Peel Dream records often present like a thrifted fit check. Stevens isn’t shy about making his influences clear, and his best compositions pair sonic references that thread between eras and genres, tracing decades of re-appropriation. On Pad, a track like “Hiding Out” could deploy a banjo riff that reveals connective tissue between the Beach Boys’ “Cabinessence” and Sufjan’s Illinois while shrinking each touchstone’s thematic scope to a quiet, navel-gazing walk. Beneath the layers of pastiche in Peel Dream’s work is an intense, searching introspection. When he name-drops locations along the way, it’s a street view, not a drone shot.

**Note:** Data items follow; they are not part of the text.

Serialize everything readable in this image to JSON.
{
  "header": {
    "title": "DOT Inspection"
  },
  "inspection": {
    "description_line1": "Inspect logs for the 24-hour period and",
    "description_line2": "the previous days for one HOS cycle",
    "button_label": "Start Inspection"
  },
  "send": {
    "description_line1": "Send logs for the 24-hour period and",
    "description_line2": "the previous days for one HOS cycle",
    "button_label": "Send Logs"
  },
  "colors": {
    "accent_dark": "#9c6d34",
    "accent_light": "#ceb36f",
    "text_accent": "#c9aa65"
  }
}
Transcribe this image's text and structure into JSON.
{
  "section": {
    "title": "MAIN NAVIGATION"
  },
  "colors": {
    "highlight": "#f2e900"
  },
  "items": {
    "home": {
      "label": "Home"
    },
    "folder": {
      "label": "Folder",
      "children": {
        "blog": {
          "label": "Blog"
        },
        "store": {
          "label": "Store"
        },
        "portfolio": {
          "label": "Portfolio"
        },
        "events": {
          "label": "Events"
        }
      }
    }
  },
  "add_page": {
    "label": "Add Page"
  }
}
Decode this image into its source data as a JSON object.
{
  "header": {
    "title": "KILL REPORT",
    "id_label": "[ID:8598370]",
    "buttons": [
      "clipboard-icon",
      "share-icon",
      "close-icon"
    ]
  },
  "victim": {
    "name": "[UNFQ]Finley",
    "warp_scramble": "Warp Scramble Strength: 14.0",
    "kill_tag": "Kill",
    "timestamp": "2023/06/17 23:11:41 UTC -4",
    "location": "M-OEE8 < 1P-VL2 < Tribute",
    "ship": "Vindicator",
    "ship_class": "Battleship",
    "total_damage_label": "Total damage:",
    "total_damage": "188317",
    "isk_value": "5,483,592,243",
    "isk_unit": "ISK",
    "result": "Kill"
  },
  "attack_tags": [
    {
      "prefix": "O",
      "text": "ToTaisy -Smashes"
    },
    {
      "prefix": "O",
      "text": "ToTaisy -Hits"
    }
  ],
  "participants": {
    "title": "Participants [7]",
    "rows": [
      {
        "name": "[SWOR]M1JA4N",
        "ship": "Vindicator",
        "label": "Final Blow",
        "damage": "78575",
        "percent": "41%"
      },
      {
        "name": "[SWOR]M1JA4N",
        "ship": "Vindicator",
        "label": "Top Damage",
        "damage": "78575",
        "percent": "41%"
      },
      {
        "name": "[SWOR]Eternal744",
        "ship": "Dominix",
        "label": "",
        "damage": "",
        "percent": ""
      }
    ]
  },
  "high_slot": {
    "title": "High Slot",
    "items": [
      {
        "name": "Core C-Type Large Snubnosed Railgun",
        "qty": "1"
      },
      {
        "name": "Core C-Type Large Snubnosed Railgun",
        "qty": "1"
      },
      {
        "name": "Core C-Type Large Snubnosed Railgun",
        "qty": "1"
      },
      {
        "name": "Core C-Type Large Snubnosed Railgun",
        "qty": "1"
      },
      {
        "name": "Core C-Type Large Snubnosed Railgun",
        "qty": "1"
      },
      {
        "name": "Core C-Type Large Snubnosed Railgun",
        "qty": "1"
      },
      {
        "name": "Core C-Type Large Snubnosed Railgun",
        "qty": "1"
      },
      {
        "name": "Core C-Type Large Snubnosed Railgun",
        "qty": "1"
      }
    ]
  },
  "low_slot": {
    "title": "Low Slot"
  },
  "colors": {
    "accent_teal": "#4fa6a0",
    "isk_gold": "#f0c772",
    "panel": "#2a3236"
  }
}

The outtakes on Taurus don’t collage as well as the material that made it on Rose Main Reading Room, each one gesturing more clearly to a single source. Opener “Venus in Nadir” is a cute, whispery nod to Yo La Tengo; “Taurus” displays some of Stevens’ most explicit Sufjan worship yet; and as usual, there’s plenty of Stereolab’s motorik hypnosis on “Seek and Destroy.” But the simpler makeup of this songwriting also works to its advantage. Taurus’ stabs at straightforward pop are some of Peel Dream’s catchiest songs yet. “Venus in Nadir” follows a tight verse-jam-verse structure that emphasizes the intricacy of Stevens’ arranging. With each listen, I anticipate the stretches when his voice drops out to make room for the cute tilt-a-whirl synth melody, which is backed by more harmonic elements every time it appears. In a less skilled composer’s hands, the song would be cloyingly twee, but Stevens has the skill to go all in on a charm offensive while remaining tasteful.